It might be little easier to understand if you think about the process of building an Ethernet Frame containing an IP Packet that is destined for something off the network:
Computer with IP 10.10.10.1 with a mask of 255.255.255.0 and a default gateway of 10.10.10.254. And lets say its mac address (fake) is 12:34:56:78:90:12
Lets say the default gateway 10.10.10.254, has a mac (also fake) of 22:33:44:22:33:44
So, now the computer wants to send traffic to an IP 50.50.50.50. It knows from its IP address and mask that the IP is off network, so:
- It sends out an ARP request for IP 10.10.10.254
- It gets back a response with the mac 22:33:44:22:33:44
Now it builds an ethernet frame:
From MAC: 12:34:56:78:90:12
To MAC: 22:33:44:22:33:44 (this mac is local)

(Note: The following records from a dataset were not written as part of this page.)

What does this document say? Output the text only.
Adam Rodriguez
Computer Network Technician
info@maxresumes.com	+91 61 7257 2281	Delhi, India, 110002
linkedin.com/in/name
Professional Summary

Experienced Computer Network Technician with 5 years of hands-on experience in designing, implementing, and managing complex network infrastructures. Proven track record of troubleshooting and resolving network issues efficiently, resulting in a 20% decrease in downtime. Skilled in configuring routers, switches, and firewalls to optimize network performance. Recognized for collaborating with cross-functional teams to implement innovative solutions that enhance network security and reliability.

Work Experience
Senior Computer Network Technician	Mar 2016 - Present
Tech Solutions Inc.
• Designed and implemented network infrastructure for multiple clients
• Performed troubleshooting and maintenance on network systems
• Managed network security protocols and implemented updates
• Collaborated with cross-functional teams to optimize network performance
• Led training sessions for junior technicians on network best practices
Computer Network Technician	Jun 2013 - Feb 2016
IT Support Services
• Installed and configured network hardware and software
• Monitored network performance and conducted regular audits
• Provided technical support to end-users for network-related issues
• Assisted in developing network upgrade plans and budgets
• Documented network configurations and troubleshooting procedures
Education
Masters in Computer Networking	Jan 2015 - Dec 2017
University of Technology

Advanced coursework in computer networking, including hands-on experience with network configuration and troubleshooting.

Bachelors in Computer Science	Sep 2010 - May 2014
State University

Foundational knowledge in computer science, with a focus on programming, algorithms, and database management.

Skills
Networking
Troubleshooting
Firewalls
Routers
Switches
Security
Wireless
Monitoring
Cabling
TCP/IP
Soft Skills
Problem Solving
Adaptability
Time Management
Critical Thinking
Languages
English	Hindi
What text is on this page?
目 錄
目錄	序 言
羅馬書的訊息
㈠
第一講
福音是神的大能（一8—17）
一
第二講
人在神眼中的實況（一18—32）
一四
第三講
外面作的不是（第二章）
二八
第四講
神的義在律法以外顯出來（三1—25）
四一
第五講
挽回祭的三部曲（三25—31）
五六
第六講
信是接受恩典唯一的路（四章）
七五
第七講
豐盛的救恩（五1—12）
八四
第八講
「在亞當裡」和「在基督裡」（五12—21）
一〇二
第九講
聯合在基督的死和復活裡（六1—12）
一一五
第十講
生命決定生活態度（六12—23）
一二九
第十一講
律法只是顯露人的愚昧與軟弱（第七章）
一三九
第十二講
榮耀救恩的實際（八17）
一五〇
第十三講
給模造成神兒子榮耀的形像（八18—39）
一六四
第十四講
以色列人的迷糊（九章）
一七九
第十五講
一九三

With an IP Packet encapsulated inside:
From IP: 10.10.10.1
To IP: 50.50.50.50 (this ip is remote)
So, the real packet isn't sent until it is built. The ARP process helps to get the entire packet built. If that destination IP had been local, the same process would have taken place, except it would ARP for the local IP's MAC Address and the To MAC would have been that response and the destination IP would be local (like 10.10.10.50).
All of the communications between devices really happens at layer 2, via the MAC addresses, or Broadcast Mac Address (like in the case of ARP). The IP packets are delivered via those Layer 2 frames.